German automaker, Audi, provided the first look of the Q4 e-tron concept, a compact four-door all-electric SUV with an exterior length of 4.59 metres whose relation to the Audi e-tron is apparent at first glance.
Two electric motors mobilise 225 kW of system power in the Q4 e-tron concept. As is typical for Audi, the driving power of the concept vehicle is brought to the road with quattro all-wheel drive. It accelerates from zero to 100 km/h in just 6.3 seconds. It reaches its maximum speed at an electronically limited 180 km/h.
A large battery with a capacity of 82 kilowatt hours takes up almost the entire space in the underbody area between the axles. The range of over 450 kilometres – in line with the WLTP standard – sets the benchmark in its class. The technology of the Q4 e-tron concept controls the modular electrification platform (MEB) that will be integrated in numerous electric vehicles produced by the Volkswagen Group in the future, from the compact class to the superior medium-size class.
The Audi Q4 e-tron concept gives an advance look at what will already be the fifth series production electric vehicle that the manufacturer will introduce by the end of 2020. Sales of the Audi e-tron have already started, and the first vehicles will be delivered to the customers before the end of March 2019.
Later this year, the Audi e-tron Sportback will be presented, and the Audi Q2L e-tron, which was designed specifically for the Chinese market, will roll off the assembly line. The presentation of the production version of the four-door high-performance coupé Audi e-tron GT, which is being developed at Audi Sport GmbH, is planned for the second half of 2020.
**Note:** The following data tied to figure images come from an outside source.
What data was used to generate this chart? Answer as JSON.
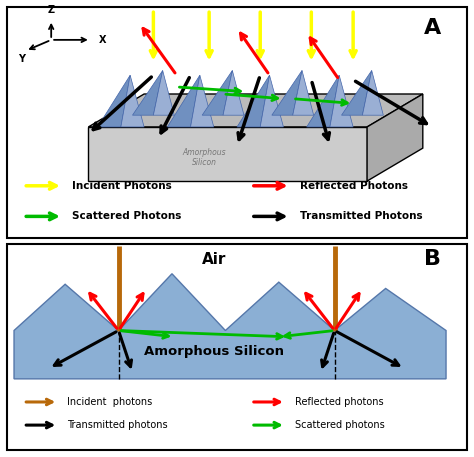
{
  "fig_width": 4.74,
  "fig_height": 4.57,
  "dpi": 100,
  "panel_A_label": "A",
  "panel_B_label": "B",
  "panel_B_air_label": "Air",
  "panel_B_silicon_label": "Amorphous Silicon",
  "panel_A_silicon_label": "Amorphous\nSilicon",
  "legend_A": {
    "yellow": "Incident Photons",
    "red": "Reflected Photons",
    "green": "Scattered Photons",
    "black": "Transmitted Photons"
  },
  "legend_B": {
    "orange": "Incident  photons",
    "red": "Reflected photons",
    "black": "Transmitted photons",
    "green": "Scattered photons"
  },
  "colors": {
    "yellow": "#FFFF00",
    "red": "#FF0000",
    "green": "#00BB00",
    "black": "#000000",
    "orange": "#B8690A",
    "blue_pyramid_light": "#9AAFD4",
    "blue_pyramid_dark": "#7090C0",
    "blue_pyramid_edge": "#4466AA",
    "gray_top": "#BBBBBB",
    "gray_front": "#CCCCCC",
    "gray_right": "#AAAAAA",
    "light_blue": "#8BAFD4",
    "white": "#FFFFFF",
    "border": "#000000"
  }
}
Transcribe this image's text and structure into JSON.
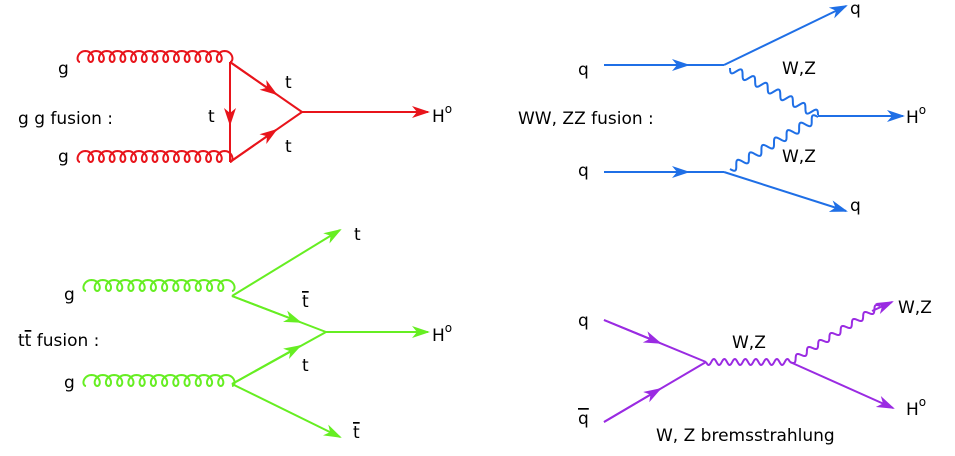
{
  "colors": {
    "gg_fusion": "#e8141b",
    "ww_zz_fusion": "#1f6fe6",
    "tt_fusion": "#66ee22",
    "bremsstrahlung": "#9a2be2"
  },
  "diagrams": {
    "gg_fusion": {
      "title": "g g fusion :",
      "labels": {
        "g_top": "g",
        "g_bottom": "g",
        "t_upper": "t",
        "t_mid": "t",
        "t_lower": "t",
        "higgs": "H",
        "higgs_sup": "o"
      }
    },
    "ww_zz_fusion": {
      "title": "WW, ZZ fusion :",
      "labels": {
        "q_in_top": "q",
        "q_in_bottom": "q",
        "q_out_top": "q",
        "q_out_bottom": "q",
        "boson_upper": "W,Z",
        "boson_lower": "W,Z",
        "higgs": "H",
        "higgs_sup": "o"
      }
    },
    "tt_fusion": {
      "title_lead": "t",
      "title_bar": "t",
      "title_rest": " fusion :",
      "labels": {
        "g_top": "g",
        "g_bottom": "g",
        "t_out": "t",
        "tbar_mid": "t",
        "t_mid": "t",
        "tbar_out": "t",
        "higgs": "H",
        "higgs_sup": "o"
      }
    },
    "bremsstrahlung": {
      "title": "W, Z bremsstrahlung",
      "labels": {
        "q_in": "q",
        "qbar_in": "q",
        "boson_mid": "W,Z",
        "boson_out": "W,Z",
        "higgs": "H",
        "higgs_sup": "o"
      }
    }
  }
}
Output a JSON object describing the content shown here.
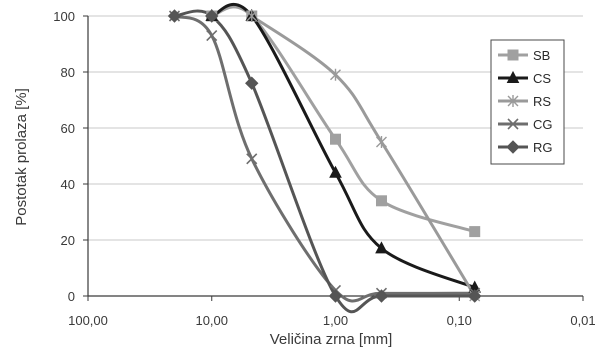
{
  "chart_data": {
    "type": "line",
    "xlabel": "Veličina zrna [mm]",
    "ylabel": "Postotak prolaza [%]",
    "xscale": "log",
    "xreversed": true,
    "xlim": [
      100,
      0.01
    ],
    "ylim": [
      0,
      100
    ],
    "xticks": [
      100,
      10,
      1,
      0.1,
      0.01
    ],
    "xtick_labels": [
      "100,00",
      "10,00",
      "1,00",
      "0,10",
      "0,01"
    ],
    "yticks": [
      0,
      20,
      40,
      60,
      80,
      100
    ],
    "ytick_labels": [
      "0",
      "20",
      "40",
      "60",
      "80",
      "100"
    ],
    "grid": "horizontal",
    "legend": "right",
    "series": [
      {
        "name": "SB",
        "color": "#a0a0a0",
        "marker": "square",
        "x": [
          10,
          4.75,
          1,
          0.425,
          0.075
        ],
        "y": [
          100,
          100,
          56,
          34,
          23
        ]
      },
      {
        "name": "CS",
        "color": "#1a1a1a",
        "marker": "triangle",
        "x": [
          10,
          4.75,
          1,
          0.425,
          0.075
        ],
        "y": [
          100,
          100,
          44,
          17,
          3
        ]
      },
      {
        "name": "RS",
        "color": "#9a9a9a",
        "marker": "asterisk",
        "x": [
          4.75,
          1,
          0.425,
          0.075
        ],
        "y": [
          100,
          79,
          55,
          0
        ]
      },
      {
        "name": "CG",
        "color": "#6e6e6e",
        "marker": "x",
        "x": [
          20,
          10,
          4.75,
          1,
          0.425,
          0.075
        ],
        "y": [
          100,
          93,
          49,
          2,
          1,
          1
        ]
      },
      {
        "name": "RG",
        "color": "#555555",
        "marker": "diamond",
        "x": [
          20,
          10,
          4.75,
          1,
          0.425,
          0.075
        ],
        "y": [
          100,
          100,
          76,
          0,
          0,
          0
        ]
      }
    ]
  }
}
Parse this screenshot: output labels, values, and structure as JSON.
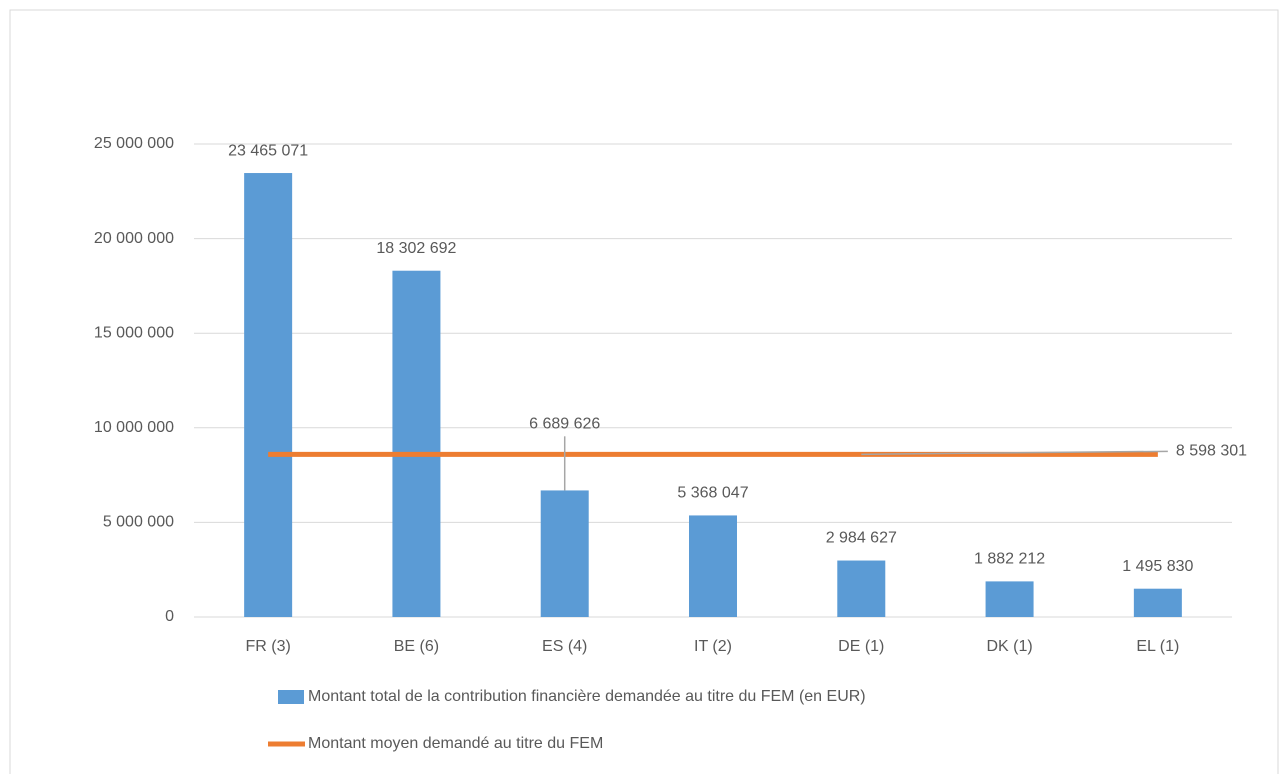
{
  "chart_data": {
    "type": "bar",
    "categories": [
      "FR (3)",
      "BE (6)",
      "ES (4)",
      "IT (2)",
      "DE (1)",
      "DK (1)",
      "EL (1)"
    ],
    "series": [
      {
        "name": "Montant total de la contribution financière demandée au titre du FEM (en EUR)",
        "color": "#5b9bd5",
        "values": [
          23465071,
          18302692,
          6689626,
          5368047,
          2984627,
          1882212,
          1495830
        ],
        "value_labels": [
          "23 465 071",
          "18 302 692",
          "6 689 626",
          "5 368 047",
          "2 984 627",
          "1 882 212",
          "1 495 830"
        ]
      },
      {
        "name": "Montant moyen demandé au titre du FEM",
        "color": "#ed7d31",
        "type": "line",
        "values": [
          8598301,
          8598301,
          8598301,
          8598301,
          8598301,
          8598301,
          8598301
        ],
        "value_labels": [
          null,
          null,
          null,
          null,
          null,
          null,
          "8 598 301"
        ]
      }
    ],
    "ylim": [
      0,
      25000000
    ],
    "yticks": [
      0,
      {
        "value": 5000000,
        "label": "5 000 000"
      },
      {
        "value": 10000000,
        "label": "10 000 000"
      },
      {
        "value": 15000000,
        "label": "15 000 000"
      },
      {
        "value": 20000000,
        "label": "20 000 000"
      },
      {
        "value": 25000000,
        "label": "25 000 000"
      }
    ],
    "grid": true
  }
}
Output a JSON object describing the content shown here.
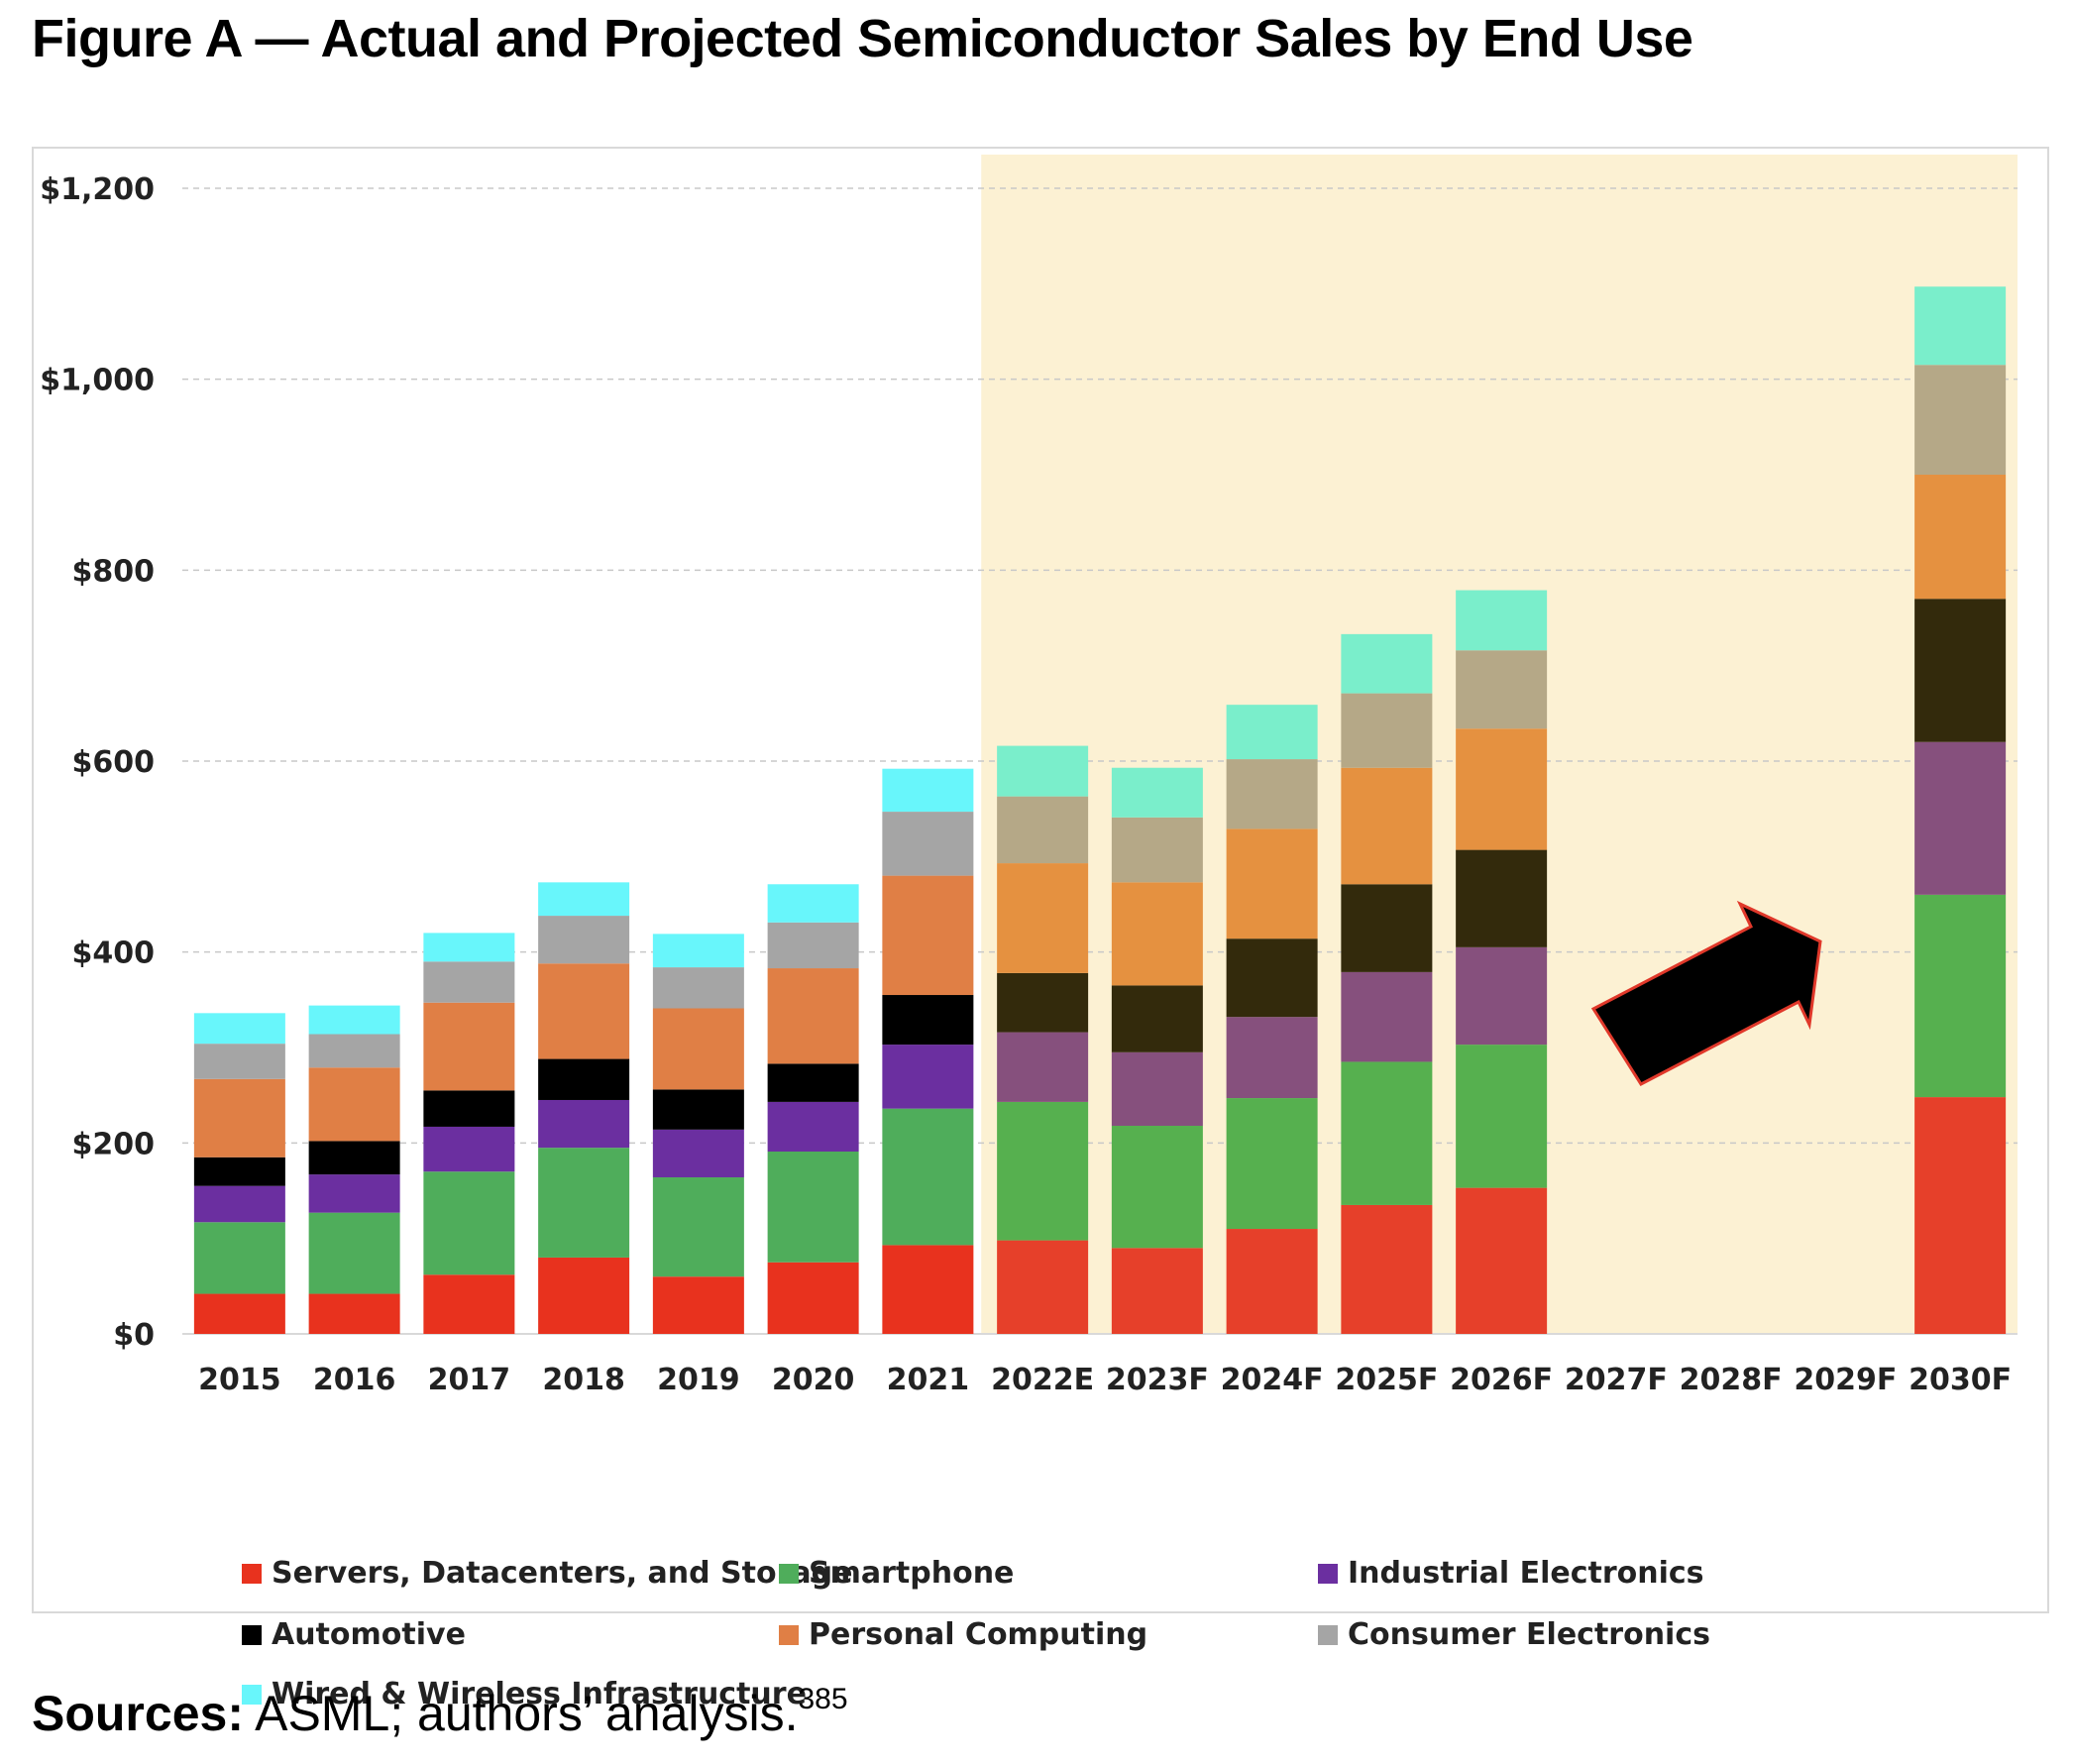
{
  "figure": {
    "title": "Figure A — Actual and Projected Semiconductor Sales by End Use"
  },
  "sources": {
    "label": "Sources:",
    "text": " ASML; authors’ analysis.",
    "footnote": "385"
  },
  "chart_data": {
    "type": "bar",
    "stacked": true,
    "title": "",
    "xlabel": "",
    "ylabel": "",
    "ylim": [
      0,
      1200
    ],
    "yticks": [
      0,
      200,
      400,
      600,
      800,
      1000,
      1200
    ],
    "ytick_labels": [
      "$0",
      "$200",
      "$400",
      "$600",
      "$800",
      "$1,000",
      "$1,200"
    ],
    "grid": true,
    "legend_position": "bottom",
    "categories": [
      "2015",
      "2016",
      "2017",
      "2018",
      "2019",
      "2020",
      "2021",
      "2022E",
      "2023F",
      "2024F",
      "2025F",
      "2026F",
      "2027F",
      "2028F",
      "2029F",
      "2030F"
    ],
    "projection_shading_start": "2022E",
    "annotation": "arrow",
    "series": [
      {
        "name": "Servers, Datacenters, and Storage",
        "actual_color": "#e8321e",
        "projected_color": "#e6402a",
        "values": [
          42,
          42,
          62,
          80,
          60,
          75,
          93,
          98,
          90,
          110,
          135,
          153,
          null,
          null,
          null,
          248
        ]
      },
      {
        "name": "Smartphone",
        "actual_color": "#4fad5b",
        "projected_color": "#56b04f",
        "values": [
          75,
          85,
          108,
          115,
          104,
          116,
          143,
          145,
          128,
          137,
          150,
          150,
          null,
          null,
          null,
          212
        ]
      },
      {
        "name": "Industrial Electronics",
        "actual_color": "#6b2fa0",
        "projected_color": "#86507d",
        "values": [
          38,
          40,
          47,
          50,
          50,
          52,
          67,
          73,
          77,
          85,
          94,
          102,
          null,
          null,
          null,
          160
        ]
      },
      {
        "name": "Automotive",
        "actual_color": "#000000",
        "projected_color": "#332a0c",
        "values": [
          30,
          35,
          38,
          43,
          42,
          40,
          52,
          62,
          70,
          82,
          92,
          102,
          null,
          null,
          null,
          150
        ]
      },
      {
        "name": "Personal Computing",
        "actual_color": "#e07f45",
        "projected_color": "#e59140",
        "values": [
          82,
          77,
          92,
          100,
          85,
          100,
          125,
          115,
          108,
          115,
          122,
          127,
          null,
          null,
          null,
          130
        ]
      },
      {
        "name": "Consumer Electronics",
        "actual_color": "#a5a5a5",
        "projected_color": "#b5a887",
        "values": [
          37,
          35,
          43,
          50,
          43,
          48,
          67,
          70,
          68,
          73,
          78,
          82,
          null,
          null,
          null,
          115
        ]
      },
      {
        "name": "Wired & Wireless Infrastructure",
        "actual_color": "#68f6fb",
        "projected_color": "#7aeecb",
        "values": [
          32,
          30,
          30,
          35,
          35,
          40,
          45,
          53,
          52,
          57,
          62,
          63,
          null,
          null,
          null,
          82
        ]
      }
    ]
  }
}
The compact Audi Q4 e-tron is to make its production debut at the same time. With this offer, Audi now covers all important market segments with all-electric drive vehicles, from the A segment to the full-size class, just under two years after the launch of the first electric car.
The Q4 e-tron concept is identifiable as an Audi at first glance by the Singleframe with the brand logo, the four rings. And it will take no more than two glances to see that this is an electric Audi e-tron: Like the first production Audi with electric drive, the new concept vehicle also features a structured closed surface within a broad, almost upright octagonal frame in place of a traditional radiator grille. Air is supplied via large inlets that extend from below the two matrix LED headlights all the way down to the front apron.
The performance version of the electric drive is installed in the Audi Q4 e-tron concept. The front and rear axles are each powered by an electric motor – the Q4 is a quattro. There is no mechanical connection between the axles. Instead, an electronic control ensures that the torque distribution is coordinated optimally, and it does so in fractions of a second. That enables the electric SUV to achieve optimum traction in all weather conditions and on any type of surface.
In most cases, the Audi Q4 e-tron concept mainly uses its rear electric motor, a permanently excited synchronous motor, in order to achieve the highest efficiency. For reasons of efficiency, the drive torque is generally distributed with a rear-axle bias. If the driver demands more power than the rear electric motor can supply, the electric all-wheel drive uses the front asynchronous motor to redistribute the torque as required to the front axle.
The electric motor in the rear end has an output of 150 kW and mobilizes a torque of 310 newton meters; the front engine supplies the front wheels with up to 75 kW and 150 newton meters. The system power is 225 kW. The battery in the vehicle floor stores 82 kilowatt hours, which allows for a range of more than 450 kilometers according to the WLTP standard. The battery is charged with a maximum of 125 kilowatts. As a result, it takes hardly more than 30 minutes to return to 80% of the total capacity.